两个美国大型医疗中心(1980-2017 年)的 460 例 OPC 肿瘤标本进行了 HPV16 全基因组测序。确定了 HPV16 基因组中特定位置的单核苷酸多态性(SNP)。Cox 比例风险模型估计了 HPV16 SNP 对总生存率的风险比(HR)和 95%置信区间(CI)。Harrell C 指数和时间依赖性阳性预测值(PPV)曲线及其曲线下面积用于评估 HPV16 SNP 对总生存率的预测准确性。

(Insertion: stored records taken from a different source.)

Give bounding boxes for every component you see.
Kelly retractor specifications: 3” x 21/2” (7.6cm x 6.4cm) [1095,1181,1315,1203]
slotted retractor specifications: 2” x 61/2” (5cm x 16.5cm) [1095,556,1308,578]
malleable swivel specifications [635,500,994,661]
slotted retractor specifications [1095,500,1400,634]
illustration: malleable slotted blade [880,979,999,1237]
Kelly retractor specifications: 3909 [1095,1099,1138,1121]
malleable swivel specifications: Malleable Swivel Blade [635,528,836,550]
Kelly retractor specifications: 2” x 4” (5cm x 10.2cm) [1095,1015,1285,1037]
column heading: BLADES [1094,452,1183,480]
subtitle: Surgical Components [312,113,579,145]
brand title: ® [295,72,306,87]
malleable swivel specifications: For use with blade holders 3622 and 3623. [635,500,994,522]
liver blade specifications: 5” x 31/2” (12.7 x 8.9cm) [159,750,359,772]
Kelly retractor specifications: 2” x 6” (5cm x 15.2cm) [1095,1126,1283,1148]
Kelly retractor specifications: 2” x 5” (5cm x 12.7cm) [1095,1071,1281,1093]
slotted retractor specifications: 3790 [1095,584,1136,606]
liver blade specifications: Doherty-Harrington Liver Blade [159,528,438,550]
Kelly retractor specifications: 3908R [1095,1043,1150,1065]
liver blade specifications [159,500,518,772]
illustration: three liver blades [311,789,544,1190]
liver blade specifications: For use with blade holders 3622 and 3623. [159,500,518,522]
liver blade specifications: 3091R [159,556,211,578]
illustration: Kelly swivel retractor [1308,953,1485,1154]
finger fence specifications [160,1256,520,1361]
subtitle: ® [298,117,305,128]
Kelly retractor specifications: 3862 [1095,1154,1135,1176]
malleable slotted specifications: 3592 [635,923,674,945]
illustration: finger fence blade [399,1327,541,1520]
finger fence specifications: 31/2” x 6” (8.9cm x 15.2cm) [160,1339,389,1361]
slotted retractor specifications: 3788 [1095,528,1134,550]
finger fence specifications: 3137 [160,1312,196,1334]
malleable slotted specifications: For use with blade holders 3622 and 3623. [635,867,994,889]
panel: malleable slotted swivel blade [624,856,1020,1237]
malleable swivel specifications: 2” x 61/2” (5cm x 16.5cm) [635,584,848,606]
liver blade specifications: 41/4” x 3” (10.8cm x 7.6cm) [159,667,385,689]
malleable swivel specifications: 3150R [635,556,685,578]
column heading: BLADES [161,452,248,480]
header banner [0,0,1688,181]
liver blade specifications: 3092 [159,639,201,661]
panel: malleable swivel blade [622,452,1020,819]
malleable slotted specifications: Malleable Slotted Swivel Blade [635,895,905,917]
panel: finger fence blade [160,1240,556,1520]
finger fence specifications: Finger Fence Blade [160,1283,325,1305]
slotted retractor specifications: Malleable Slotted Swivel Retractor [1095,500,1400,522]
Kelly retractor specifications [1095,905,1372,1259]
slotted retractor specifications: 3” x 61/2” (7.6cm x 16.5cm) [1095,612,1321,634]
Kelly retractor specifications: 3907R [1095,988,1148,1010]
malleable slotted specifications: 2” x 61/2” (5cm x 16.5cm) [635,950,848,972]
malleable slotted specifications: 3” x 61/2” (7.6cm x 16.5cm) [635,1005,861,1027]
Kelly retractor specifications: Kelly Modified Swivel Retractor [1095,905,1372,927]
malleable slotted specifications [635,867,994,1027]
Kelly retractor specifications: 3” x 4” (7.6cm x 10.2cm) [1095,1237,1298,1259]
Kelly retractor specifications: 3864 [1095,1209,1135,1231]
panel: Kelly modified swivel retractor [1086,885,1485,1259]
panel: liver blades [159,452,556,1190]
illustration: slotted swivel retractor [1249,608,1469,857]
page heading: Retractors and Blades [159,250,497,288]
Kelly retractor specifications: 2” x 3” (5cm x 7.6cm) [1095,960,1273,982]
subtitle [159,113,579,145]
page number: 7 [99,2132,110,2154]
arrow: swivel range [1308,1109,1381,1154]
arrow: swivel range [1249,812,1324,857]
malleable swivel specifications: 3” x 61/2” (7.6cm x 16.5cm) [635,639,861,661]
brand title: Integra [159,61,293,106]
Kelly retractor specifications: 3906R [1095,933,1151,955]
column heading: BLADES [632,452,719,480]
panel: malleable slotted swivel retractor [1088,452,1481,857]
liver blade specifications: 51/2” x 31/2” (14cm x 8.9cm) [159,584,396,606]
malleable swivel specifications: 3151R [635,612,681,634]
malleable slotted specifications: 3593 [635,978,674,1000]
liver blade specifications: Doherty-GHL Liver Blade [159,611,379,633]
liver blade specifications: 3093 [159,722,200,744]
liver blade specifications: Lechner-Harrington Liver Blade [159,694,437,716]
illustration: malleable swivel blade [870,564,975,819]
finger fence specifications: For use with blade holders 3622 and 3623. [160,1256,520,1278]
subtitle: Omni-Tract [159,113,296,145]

通过 HPV16 基因组测序的足够深度和覆盖范围,质量控制过滤后有 384 例 OPC 肿瘤标本(83.48%)通过质量控制。确定了 284 个具有≥1%的次要等位基因频率的 HPV16 SNP。在假发现率校正后,有 8 个 HPV16 SNP 与较差的生存显著相关(个体患病率:1.0%-5.5%;联合患病率:15.10%);E1 基因位置 1053 [总生存率的 HR(HR):3.75,95%CI 1.77-7.95;P = 0.0099];L2 基因位置 4410(HR:5.32,95%CI 1.91-14.81;P = 0.0120),4539(HR:6.54,95%CI 2.03-21.08;P = 0.0117);5050(HR:6.53,95%CI 2.34-18.24;P = 0.0030)和 5254(HR:7.76,95%CI 2.41-24.98;P = 0.0030);L1 基因位置 5962(HR:4.40,95%CI 1.88-10.31;P = 0.0110)和 6025(HR:5.71,95%CI 2.43-13.41;P = 0.0008)以及上游调控区的位置 7173(HR:9.90,95%CI 3.05-32.12;P = 0.0007)。有≥1 个高危 HPV16 SNP 的患者的中位生存时间为 3.96 年,而无高危 SNP 的患者为 18.67 年;对数秩检验 P < 0.001。HPV16 SNP 显著提高了传统因素(年龄、吸烟、分期、治疗)以上的总体生存率预测准确性;C 指数增加 0.069(95%CI 0.019-0.119,P < 0.001);预测 5 年生存率的 PPV 曲线下面积增加 0.068(95%CI 0.015-0.111,P = 0.008)。
HPV16 遗传变异与 HPV-OPC 预后相关,可提高预后准确性。